Leopoldo II de Bélgica y el pulso por la memoria colonial
Leopoldo II de Bélgica es el villano predilecto del relato colonial europeo. Y ahí empieza la trampa. Cada vez que su nombre vuelve a los medios —National Geographic lo ha rescatado de nuevo— se reabre una disputa que excede al monarca: qué se cuenta del Congo, quién lo cuenta y para qué.
Qué fue en realidad el Estado Libre del Congo
Técnicamente, el territorio no fue una colonia belga al uso, sino una finca privada del rey. Una anomalía jurídica que hoy se usa como argumento en dos direcciones opuestas. Los datos que se manejan apuntan a que en 1908, al final del periodo, apenas había unos 3.000 europeos en la región, y buena parte llegó en la fase final. La violencia del régimen del caucho —manos cortadas incluidas— quedó documentada sobre todo por misioneros que fotografiaron lo que veían para denunciarlo.
La tesis que lo lee todo como leyenda negra
Una corriente de análisis sostiene que la fijación con Leopoldo II cumple una función más amplia: invalidar en bloque la presencia europea en África. Se argumenta que Bélgica, país pequeño y sin la maquinaria mediática de Reino Unido o Francia, no pudo imponer su versión de los hechos y quedó como única cara del horror colonial. Hay quien traslada el patrón a otras supuestas leyendas negras —española, francesa, alemana— y lo interpreta como un ajuste de cuentas contra la civilización europea en su conjunto. La objeción es directa y no se sostiene bien: comparar atrocidades no las diluye.
El dato que descoloca cualquier comparación
Se atribuyen más de cuatro millones de muertes nativas durante el periodo, la cifra que tumba cualquier equivalencia liviana. Según cuándo se fije la frontera temporal y con qué método se cuente, el resultado cambia, y esa variabilidad alimenta a los dos bandos: unos la usan para subrayar la excepcionalidad del Congo, otros para relativizarla.
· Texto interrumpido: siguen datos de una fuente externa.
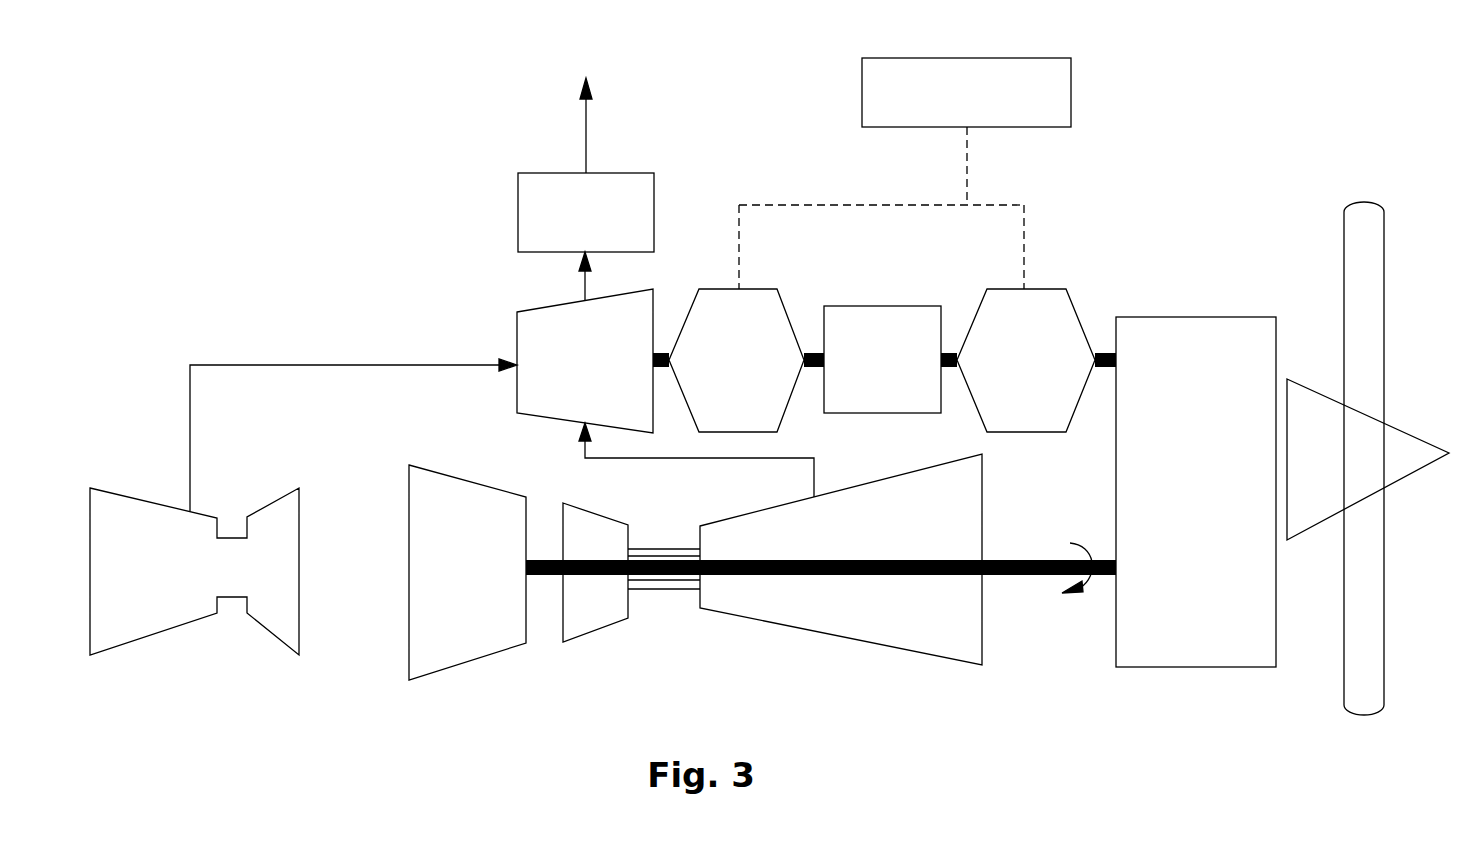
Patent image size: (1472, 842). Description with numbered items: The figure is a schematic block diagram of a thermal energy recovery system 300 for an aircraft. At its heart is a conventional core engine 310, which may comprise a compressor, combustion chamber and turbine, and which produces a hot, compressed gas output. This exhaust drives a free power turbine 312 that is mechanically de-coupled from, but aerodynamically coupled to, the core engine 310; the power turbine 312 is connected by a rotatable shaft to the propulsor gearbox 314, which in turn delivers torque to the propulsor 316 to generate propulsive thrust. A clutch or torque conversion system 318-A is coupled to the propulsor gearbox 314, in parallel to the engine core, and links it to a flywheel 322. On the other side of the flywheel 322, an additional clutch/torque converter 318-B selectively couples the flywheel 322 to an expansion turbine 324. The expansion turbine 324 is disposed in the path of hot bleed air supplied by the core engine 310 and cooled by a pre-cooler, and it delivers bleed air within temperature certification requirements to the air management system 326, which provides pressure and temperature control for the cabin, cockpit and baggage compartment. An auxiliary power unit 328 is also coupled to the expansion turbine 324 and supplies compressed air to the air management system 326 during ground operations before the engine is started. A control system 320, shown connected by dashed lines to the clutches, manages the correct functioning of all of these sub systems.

The thermal energy recovery system 300 is at (230, 104).
The core engine 310 is at (830, 635).
The power turbine 312 is at (463, 665).
The propulsor gearbox 314 is at (1186, 668).
The propulsor 316 is at (1410, 431).
The clutch or torque conversion system 318-A is at (1060, 290).
The clutch/torque converter 318-B is at (755, 288).
The control system 320 is at (1025, 58).
The flywheel 322 is at (883, 305).
The expansion turbine 324 is at (537, 307).
The air management system 326 is at (618, 172).
The auxiliary power unit 328 is at (148, 637).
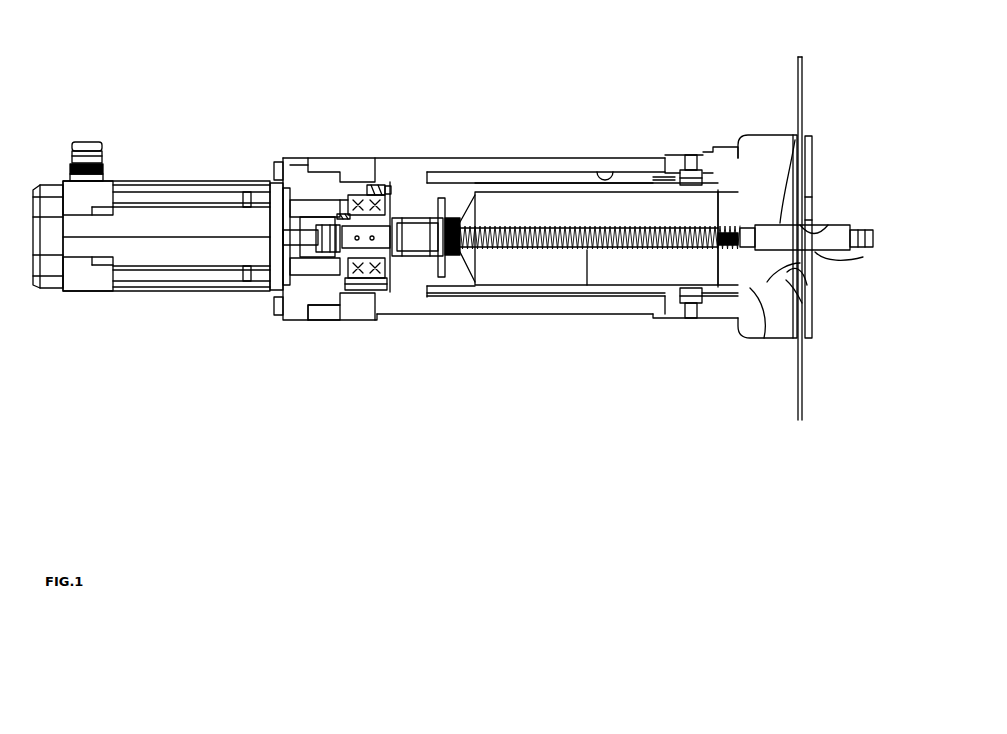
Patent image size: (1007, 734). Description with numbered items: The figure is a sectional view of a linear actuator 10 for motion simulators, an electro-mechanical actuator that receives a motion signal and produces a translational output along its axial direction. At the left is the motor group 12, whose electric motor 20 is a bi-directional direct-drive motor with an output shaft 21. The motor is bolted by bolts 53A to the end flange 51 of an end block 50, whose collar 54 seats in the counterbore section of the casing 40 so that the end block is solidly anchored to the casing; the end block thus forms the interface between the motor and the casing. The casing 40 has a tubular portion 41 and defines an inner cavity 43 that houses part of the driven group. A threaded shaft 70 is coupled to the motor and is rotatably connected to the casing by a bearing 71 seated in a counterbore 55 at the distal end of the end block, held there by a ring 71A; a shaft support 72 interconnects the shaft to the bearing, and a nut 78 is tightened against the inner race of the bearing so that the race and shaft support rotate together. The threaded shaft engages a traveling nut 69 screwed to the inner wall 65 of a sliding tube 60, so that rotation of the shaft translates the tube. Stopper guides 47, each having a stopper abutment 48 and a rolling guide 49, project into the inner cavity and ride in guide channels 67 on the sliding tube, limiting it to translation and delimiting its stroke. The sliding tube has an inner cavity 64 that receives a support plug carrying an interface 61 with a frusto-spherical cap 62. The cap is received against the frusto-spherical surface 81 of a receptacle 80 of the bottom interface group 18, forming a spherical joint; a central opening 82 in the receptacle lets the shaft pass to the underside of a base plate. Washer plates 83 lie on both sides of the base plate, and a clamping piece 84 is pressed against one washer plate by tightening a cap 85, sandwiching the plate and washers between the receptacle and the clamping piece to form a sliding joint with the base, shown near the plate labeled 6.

The mounting surface 6 is at (798, 70).
The linear actuator 10 is at (500, 118).
The motor group 12 is at (150, 147).
The bottom interface group 18 is at (772, 93).
The electric motor 20 is at (183, 181).
The output shaft 21 is at (305, 240).
The casing 40 is at (413, 153).
The tubular portion 41 is at (460, 160).
The inner cavity 43 is at (520, 287).
The stopper guides 47 is at (682, 156).
The stopper abutment 48 is at (657, 158).
The rolling guide 49 is at (708, 150).
The end block 50 is at (281, 333).
The end flange 51 is at (298, 170).
The bolts 53A is at (274, 168).
The collar 54 is at (318, 318).
The counterbore 55 is at (368, 194).
The sliding tube 60 is at (528, 192).
The interface 61 is at (813, 227).
The frusto-spherical cap 62 is at (766, 332).
The inner cavity 64 is at (606, 195).
The inner wall 65 is at (468, 206).
The guide channels 67 is at (613, 175).
The traveling nut 69 is at (410, 218).
The threaded shaft 70 is at (585, 255).
The bearing 71 is at (367, 278).
The ring 71A is at (377, 190).
The shaft support 72 is at (392, 286).
The nut 78 is at (342, 200).
The receptacle 80 is at (769, 335).
The frusto-spherical surface 81 is at (780, 220).
The central opening 82 is at (802, 303).
The washer plates 83 is at (797, 135).
The clamping piece 84 is at (808, 278).
The cap 85 is at (822, 257).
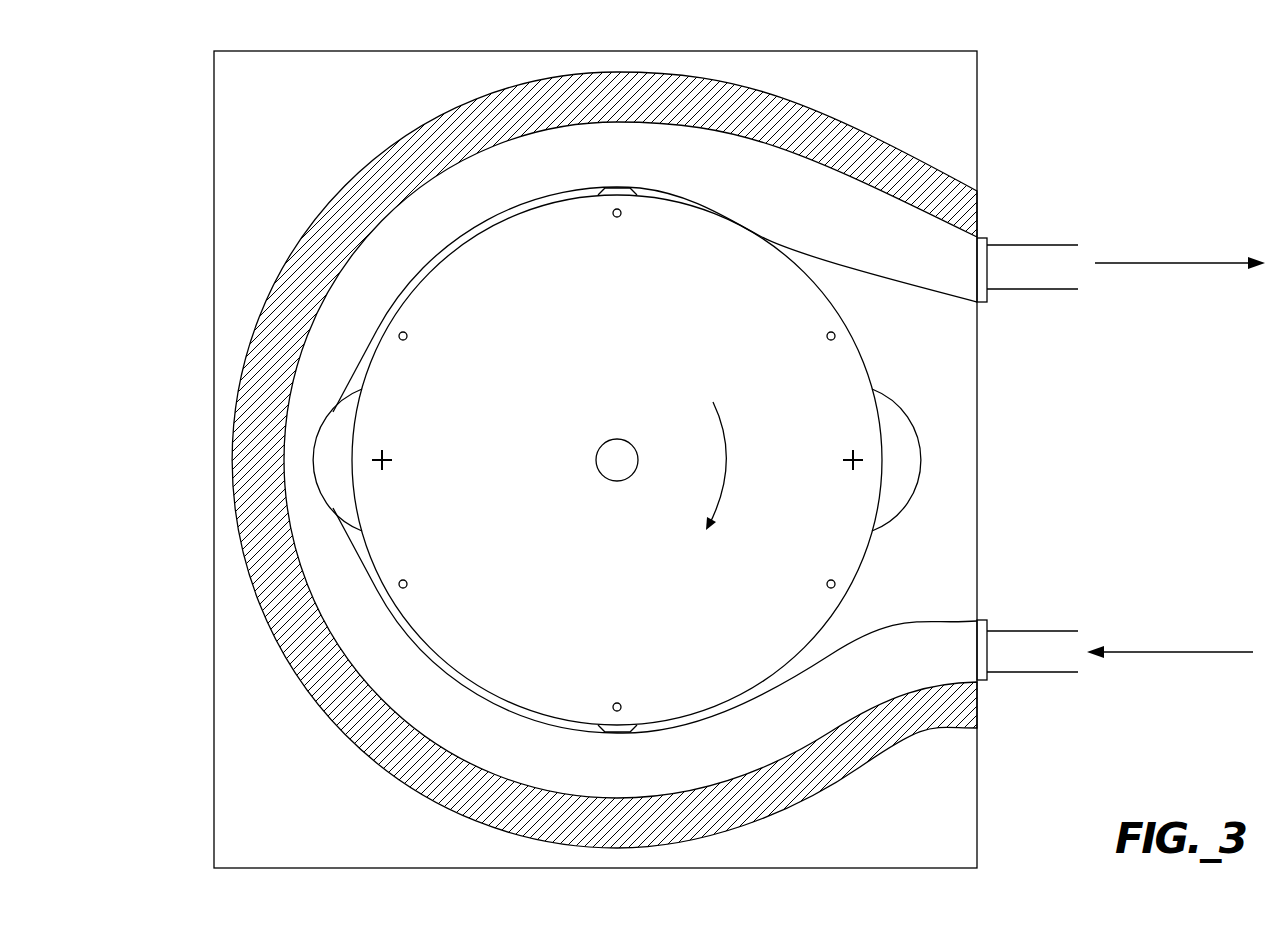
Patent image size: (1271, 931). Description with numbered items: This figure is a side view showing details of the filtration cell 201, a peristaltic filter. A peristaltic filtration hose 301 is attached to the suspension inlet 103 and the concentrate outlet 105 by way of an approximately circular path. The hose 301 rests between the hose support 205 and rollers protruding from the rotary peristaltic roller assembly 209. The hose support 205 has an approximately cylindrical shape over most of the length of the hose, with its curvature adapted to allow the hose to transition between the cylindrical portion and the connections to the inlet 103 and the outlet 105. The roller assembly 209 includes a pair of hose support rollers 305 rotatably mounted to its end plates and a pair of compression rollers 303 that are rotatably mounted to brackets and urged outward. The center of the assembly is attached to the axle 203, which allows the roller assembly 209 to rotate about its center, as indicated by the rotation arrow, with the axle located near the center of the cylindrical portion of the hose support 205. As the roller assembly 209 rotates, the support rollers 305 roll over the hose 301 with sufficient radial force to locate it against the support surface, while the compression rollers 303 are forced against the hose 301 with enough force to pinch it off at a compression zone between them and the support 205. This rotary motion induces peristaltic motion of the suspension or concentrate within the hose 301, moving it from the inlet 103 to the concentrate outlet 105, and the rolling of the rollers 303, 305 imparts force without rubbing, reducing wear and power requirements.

The filtration cell 201 is at (166, 184).
The hose support 205 is at (958, 200).
The peristaltic filtration hose 301 is at (948, 268).
The concentrate outlet 105 is at (984, 303).
The suspension inlet 103 is at (983, 682).
The rotary peristaltic roller assembly 209 is at (933, 528).
The axle 203 is at (617, 439).
The compression rollers 303 is at (313, 455).
The hose support rollers 305 is at (617, 188).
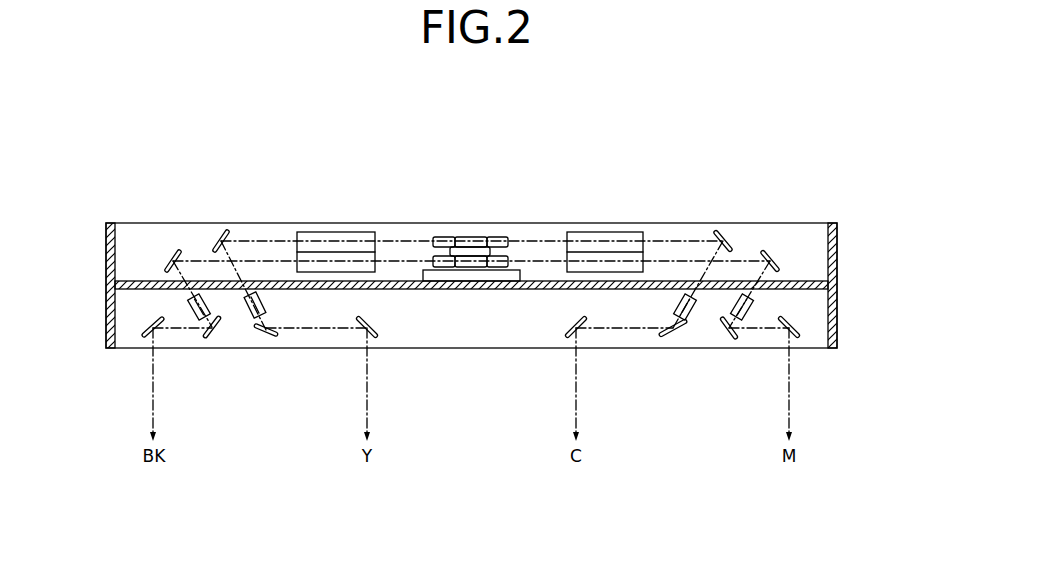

El desglose fino de cifras y fuentes es justo lo que cada cual interpreta a su conveniencia.
Con estos mimbres, lo previsible es que Leopoldo II siga funcionando como espejo de las batallas culturales del presente. Mientras unos seguirán viendo en él un caso único de barbarie, otros lo leerán como excusa para reescribir la historia entera de Europa. Que las dos cosas puedan ser parcialmente ciertas no va a incomodar a casi nadie.